New powers have been approved that will give Oxfordshire County Council more control over roadworks.

Each year thousands of days-worth of disruption are caused on the roads by repairs and installation of new infrastructure.

From December the council will introduce a new system that means companies wanting to work on roads around Oxfordshire will have to apply and pay for a permit in order to work on the highway.

These will clearly set out how the work will be done, the duration, times of work and how traffic will be managed. When there are clashes between different sets of work the council will also require companies to collaborate more closely to minimise disruption.

Companies that need to work on the roads will benefit from the fact that securing a permit means that they have effectively booked the road space that they need. The permit scheme operates to conditions that are the same across the UK, meaning it will be easier to work consistently across council borders.

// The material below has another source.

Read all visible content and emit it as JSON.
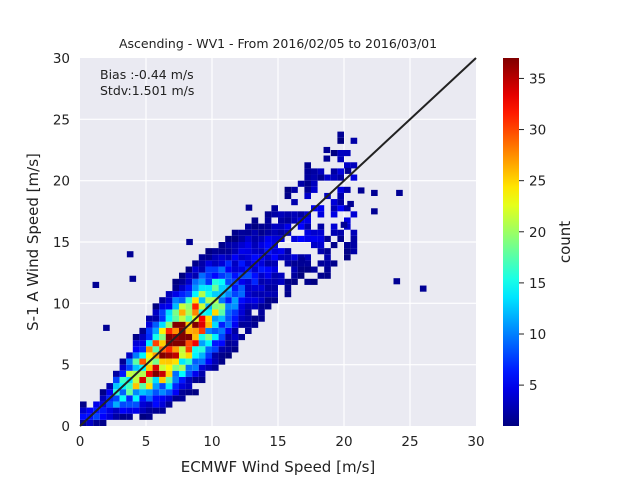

While the council will have the power to refuse permission for planned work to take place if it believes the proposed timings or planned approach will cause unnecessary disruption, emergency unplanned work needed for things such as pipe bursts will be unaffected.

Less days of disruption

Until now the county council has had a system of ‘noticing’ which relied on mutual cooperation between anyone needing to work in the road and the council.

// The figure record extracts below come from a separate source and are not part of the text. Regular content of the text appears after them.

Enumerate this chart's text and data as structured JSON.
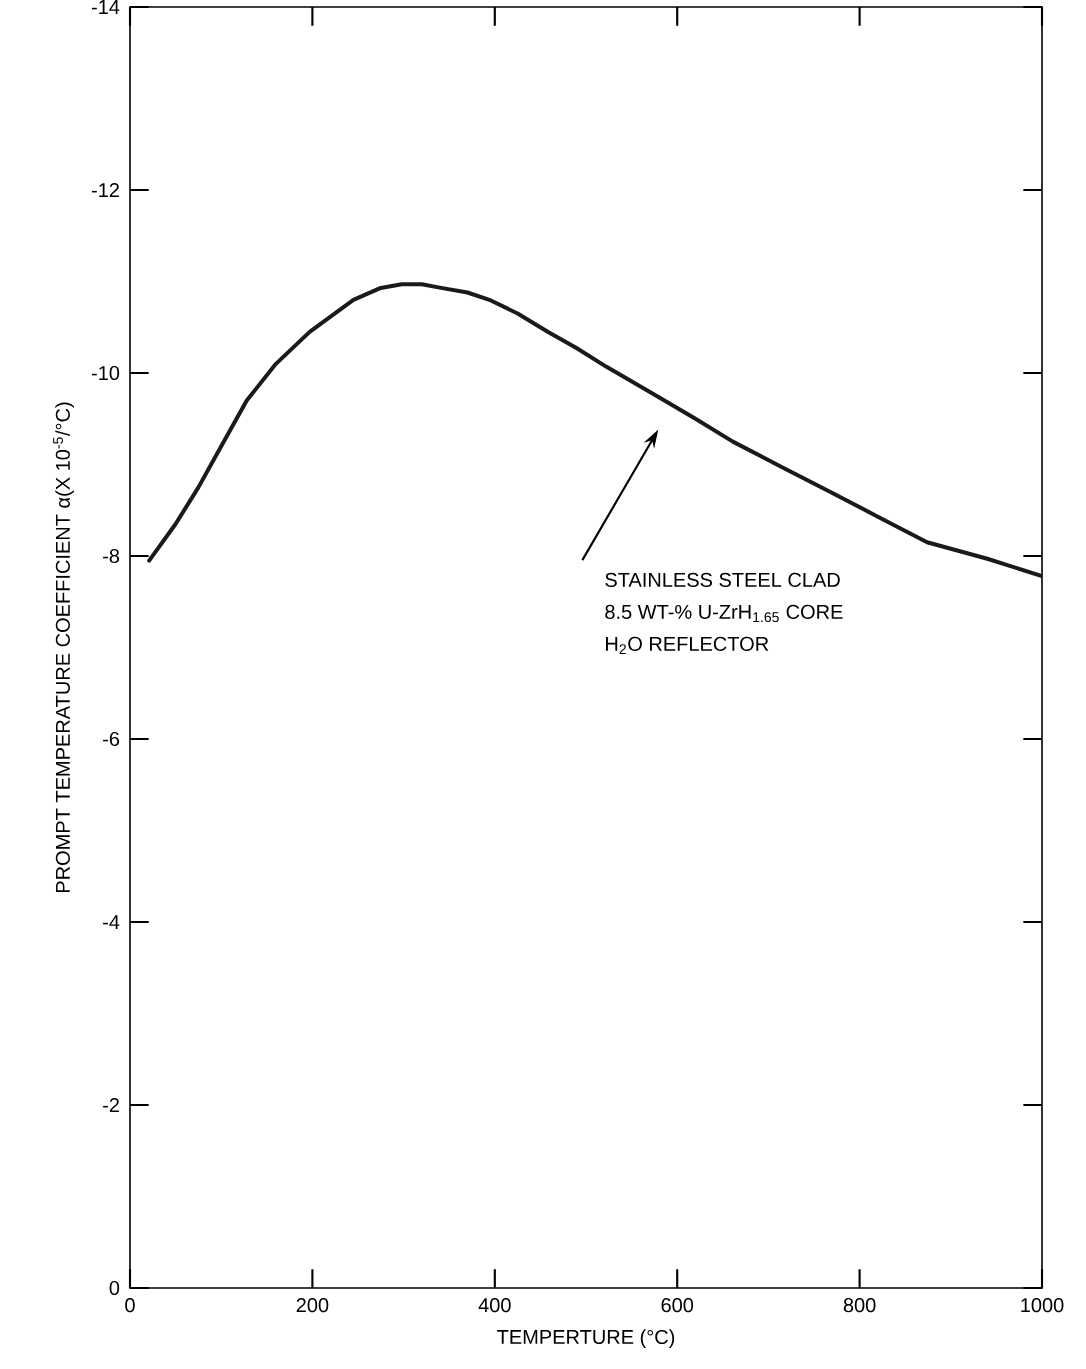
{
  "chart_data": {
    "type": "line",
    "xlabel": "TEMPERTURE (°C)",
    "ylabel": "PROMPT TEMPERATURE COEFFICIENT α(X 10$^{-5}$/°C)",
    "xlim": [
      0,
      1000
    ],
    "ylim": [
      0,
      -14
    ],
    "xticks": [
      0,
      200,
      400,
      600,
      800,
      1000
    ],
    "yticks": [
      -14,
      -12,
      -10,
      -8,
      -6,
      -4,
      -2,
      0
    ],
    "series": [
      {
        "color": "#1a1a1a",
        "x": [
          21,
          50,
          75,
          100,
          128,
          160,
          197,
          245,
          275,
          298,
          320,
          341,
          370,
          394,
          425,
          458,
          490,
          522,
          555,
          586,
          620,
          661,
          715,
          768,
          820,
          874,
          940,
          1000
        ],
        "values": [
          -7.95,
          -8.35,
          -8.75,
          -9.2,
          -9.7,
          -10.1,
          -10.45,
          -10.8,
          -10.93,
          -10.97,
          -10.97,
          -10.93,
          -10.88,
          -10.8,
          -10.65,
          -10.45,
          -10.27,
          -10.07,
          -9.88,
          -9.7,
          -9.5,
          -9.25,
          -8.97,
          -8.7,
          -8.43,
          -8.15,
          -7.97,
          -7.78
        ]
      }
    ],
    "annotations": [
      "STAINLESS STEEL CLAD",
      "8.5 WT-% U-ZrH$_{1.65}$ CORE",
      "H$_{2}$O REFLECTOR"
    ]
  }
}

Because of this, over-running or badly managed work has been difficult to deal with effectively due to the limited sanctions available to the county council.

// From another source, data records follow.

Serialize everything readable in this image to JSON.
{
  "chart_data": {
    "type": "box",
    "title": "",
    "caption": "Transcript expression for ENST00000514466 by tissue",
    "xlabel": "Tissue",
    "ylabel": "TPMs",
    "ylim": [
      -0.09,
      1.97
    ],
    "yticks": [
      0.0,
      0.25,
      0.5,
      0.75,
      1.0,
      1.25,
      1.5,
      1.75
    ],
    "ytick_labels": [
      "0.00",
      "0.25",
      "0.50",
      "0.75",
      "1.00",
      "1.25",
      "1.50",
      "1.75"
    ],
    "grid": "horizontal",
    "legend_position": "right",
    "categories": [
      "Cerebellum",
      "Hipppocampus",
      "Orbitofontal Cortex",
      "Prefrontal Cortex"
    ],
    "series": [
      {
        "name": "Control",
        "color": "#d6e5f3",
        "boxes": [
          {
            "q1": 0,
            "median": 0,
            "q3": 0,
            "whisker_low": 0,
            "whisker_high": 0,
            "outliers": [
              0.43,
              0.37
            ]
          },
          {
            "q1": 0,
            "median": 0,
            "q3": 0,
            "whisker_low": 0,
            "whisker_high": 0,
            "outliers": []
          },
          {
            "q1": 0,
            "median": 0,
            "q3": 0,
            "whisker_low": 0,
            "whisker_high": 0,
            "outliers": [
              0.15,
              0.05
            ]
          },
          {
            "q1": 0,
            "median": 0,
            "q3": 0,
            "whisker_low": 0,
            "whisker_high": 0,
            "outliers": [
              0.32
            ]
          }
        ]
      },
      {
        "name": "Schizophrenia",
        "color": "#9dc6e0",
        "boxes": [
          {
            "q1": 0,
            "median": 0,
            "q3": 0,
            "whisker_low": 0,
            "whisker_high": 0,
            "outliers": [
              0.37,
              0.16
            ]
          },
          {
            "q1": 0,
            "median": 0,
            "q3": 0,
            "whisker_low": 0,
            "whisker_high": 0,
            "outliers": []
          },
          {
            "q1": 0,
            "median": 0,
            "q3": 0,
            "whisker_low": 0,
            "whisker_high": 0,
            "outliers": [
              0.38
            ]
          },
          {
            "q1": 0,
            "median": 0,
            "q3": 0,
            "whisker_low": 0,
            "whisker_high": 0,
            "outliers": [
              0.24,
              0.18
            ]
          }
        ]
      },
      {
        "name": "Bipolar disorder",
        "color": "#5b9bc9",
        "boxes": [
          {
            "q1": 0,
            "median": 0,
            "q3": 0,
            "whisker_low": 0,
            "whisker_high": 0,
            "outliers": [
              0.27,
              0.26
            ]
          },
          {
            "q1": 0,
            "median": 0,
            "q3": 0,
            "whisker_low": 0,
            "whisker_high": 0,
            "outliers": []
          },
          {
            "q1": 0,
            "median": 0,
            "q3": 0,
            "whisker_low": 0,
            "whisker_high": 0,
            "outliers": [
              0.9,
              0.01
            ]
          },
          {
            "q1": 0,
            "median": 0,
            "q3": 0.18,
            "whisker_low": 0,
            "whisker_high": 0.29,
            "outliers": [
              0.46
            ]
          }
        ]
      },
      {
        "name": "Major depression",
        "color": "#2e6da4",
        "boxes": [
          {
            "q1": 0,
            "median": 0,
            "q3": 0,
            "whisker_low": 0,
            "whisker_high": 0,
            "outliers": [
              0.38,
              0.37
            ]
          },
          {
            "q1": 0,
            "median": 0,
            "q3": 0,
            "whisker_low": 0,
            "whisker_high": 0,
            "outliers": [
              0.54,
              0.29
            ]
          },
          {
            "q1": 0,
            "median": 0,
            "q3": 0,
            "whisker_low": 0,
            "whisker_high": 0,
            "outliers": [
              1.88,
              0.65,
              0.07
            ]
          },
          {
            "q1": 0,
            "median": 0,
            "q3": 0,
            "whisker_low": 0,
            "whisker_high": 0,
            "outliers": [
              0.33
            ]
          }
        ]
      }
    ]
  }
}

Under the new permit scheme, the county council will have greater ability to manage and control works on the highway as well as enhancing the existing relationships with works promoters to the benefit of all involved including the travelling public.

Better for all and less ‘hassle factor’

The council’s highways team hope to achieve:

· A reduction in roadwork duration - removing around 8,900 days of work from Oxfordshire’s roads annually – around a 10% reduction

· Improved quality of works completed and enforcement of failed works.

· Improved coordination and management

· Less ‘hassle factor’ such as additional journey planning and inconvenience from works put on the travelling public.

Powers to step in if things go wrong

County Councillor Yvonne Constance, Cabinet member for Environment, said: “Roadworks are always essential to making sure everyone has water, gas, electricity and broadband supplies while repairs and resurfacing mean that people are able to get around.

“People get frustrated when their journeys are interrupted by road works and, while essential disruption can’t be avoided, we need the powers to step in when things go on too long or aren’t being managed as they should be.

“In the past we have worked quite well with companies and work closely to coordinate roadworks. But when things don’t go to plan our powers have been limited – now we will have incentives for work to be done on time and teeth to take action when it’s not.”

It is expected that income from the permit scheme, around £1m a year, will cover its costs. The scheme will piloted in December with the full scheme, including charges and enforcement, is expected to begin in February 2020.